The more I travel, the more I detest airports. But recently I have found a way to really make the best of it – Airport Demos.
This emerging tech space is a great way to win new customers, more temporary friends, and get your message out to a very captive audience.
I was in the Boston airport last Friday night heading home when such an opportunity presented itself. Let me frame this so that you can extract useful tips and clues to success.
The guys next to me were talking about a bug in Visual Studio. I tried to sneak a peek but couldnt see the screen, and being a former Visual Studio product manager and having spent a few years on MSDN and evangelizing .NET I was highly curious to see this bug.

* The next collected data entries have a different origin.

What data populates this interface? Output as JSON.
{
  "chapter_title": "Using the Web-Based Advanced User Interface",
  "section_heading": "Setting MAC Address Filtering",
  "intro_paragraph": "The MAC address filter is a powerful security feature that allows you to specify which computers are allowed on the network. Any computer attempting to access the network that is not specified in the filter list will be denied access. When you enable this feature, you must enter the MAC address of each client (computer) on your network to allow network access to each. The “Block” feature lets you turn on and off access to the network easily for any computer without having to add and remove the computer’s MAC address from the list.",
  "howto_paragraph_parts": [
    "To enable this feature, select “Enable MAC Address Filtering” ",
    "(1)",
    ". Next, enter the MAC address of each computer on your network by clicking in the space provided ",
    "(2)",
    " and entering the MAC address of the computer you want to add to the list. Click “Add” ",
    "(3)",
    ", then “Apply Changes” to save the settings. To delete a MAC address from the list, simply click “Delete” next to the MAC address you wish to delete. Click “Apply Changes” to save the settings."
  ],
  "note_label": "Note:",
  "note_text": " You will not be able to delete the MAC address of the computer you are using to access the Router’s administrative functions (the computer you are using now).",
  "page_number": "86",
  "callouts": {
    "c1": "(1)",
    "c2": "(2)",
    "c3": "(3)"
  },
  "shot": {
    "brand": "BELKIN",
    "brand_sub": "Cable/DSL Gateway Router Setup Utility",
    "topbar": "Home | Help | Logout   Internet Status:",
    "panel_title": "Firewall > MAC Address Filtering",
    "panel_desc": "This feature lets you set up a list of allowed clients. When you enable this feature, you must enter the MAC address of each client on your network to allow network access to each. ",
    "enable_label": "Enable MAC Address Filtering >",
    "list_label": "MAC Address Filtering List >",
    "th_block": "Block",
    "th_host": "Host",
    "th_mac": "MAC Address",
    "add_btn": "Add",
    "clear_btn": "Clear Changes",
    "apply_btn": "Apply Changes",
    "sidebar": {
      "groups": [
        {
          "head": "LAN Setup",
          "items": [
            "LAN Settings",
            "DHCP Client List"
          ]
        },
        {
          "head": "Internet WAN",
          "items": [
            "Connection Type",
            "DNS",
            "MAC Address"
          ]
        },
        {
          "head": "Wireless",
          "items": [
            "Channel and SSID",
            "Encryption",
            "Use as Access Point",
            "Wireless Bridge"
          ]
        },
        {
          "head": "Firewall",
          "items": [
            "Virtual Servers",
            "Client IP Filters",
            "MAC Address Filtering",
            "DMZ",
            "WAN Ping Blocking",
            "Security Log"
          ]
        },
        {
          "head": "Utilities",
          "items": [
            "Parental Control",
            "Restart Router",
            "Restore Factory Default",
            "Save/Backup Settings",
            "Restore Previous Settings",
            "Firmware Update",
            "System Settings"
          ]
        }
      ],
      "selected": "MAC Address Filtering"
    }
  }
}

So I asked, and they showed me.
Tip #1 – Bugs are a great way to establish a connection and start a common dialogue.
After laughing at the bug (sorry you wont get the details on that here – sort through the error reports, MS) and talking about our destinations and what we were doing in the airport, etc…I told them that I was working for Adobe and we had just launched a new IDE. They had never heard of Flex, smirked at the mention of Flash, and that was all it took for me to start wangling towards a demo.
Tip #2 – Developers battle it out on the IDE front, even if they are hardcore notepad users they still have an opinion. Picking the IDE as a common ground is much more effective than referring to yourself as “nuts about Flash” or “hardcore ABAP dude”.
I asked them if they wanted to see what we had just released, indicating that I might have some stuff on my laptop that would be interesting. They were instantly interested and a small group started to form to “check out the stuff from Adobe”.
Tip #3 – Don’t let people know that you have a full suite of demo applications – keep it casual, let me see what I’ve got…that way there isnt a lot of pressure.
After booting up and launching WebLogic (thanks for the 2 minute start time BEA!) I launched into a few demos that I “happened” to have kicking around on my laptop – a banking app, a consumer portal, AJAX/Flex datagrid comparison, charting, real time communications/messaging demo, and an end to end Flex and LiveCycle demo.
Tip #4 – Dont stop, keep moving. They arent going anywhere until the plane boards, so why waste any time with setup, storytelling, etc…just the facts, just the tech please. If you can, keep your app server running while in sleep mode, this speeds up the “getting started” part.
The demos went pretty well – got some good feedback like “wow, this is cool” and “I had no idea Adobe was doing stuff like this” and “thats amazing” etc. I then told them they could get the Flex Data Services for free from the Adobe website, and that there was a trial version of the FlexBuilder IDE that they could download as well. They seemed interested, but they werent going to get a job building Flex apps over the weekend, so we had to set up some type of followup.
Tip #5 – Save something that you have to send your new audience. That way you get a card, email address, etc and you can follow up. Developers dont change languages or IDEs over a weekend (unless they were no good at the old one they were using) so this allows you to follow up and get a dialogue going.
That”s all there is to it. All in all, this new tactic seems to be a highly productive use of my time, and I am sure you will enjoy countless hours of fun and engaging interaction doing airport demos with unwitting captive developers on your trips around the world. Keep up the delays, United – it’s good for business!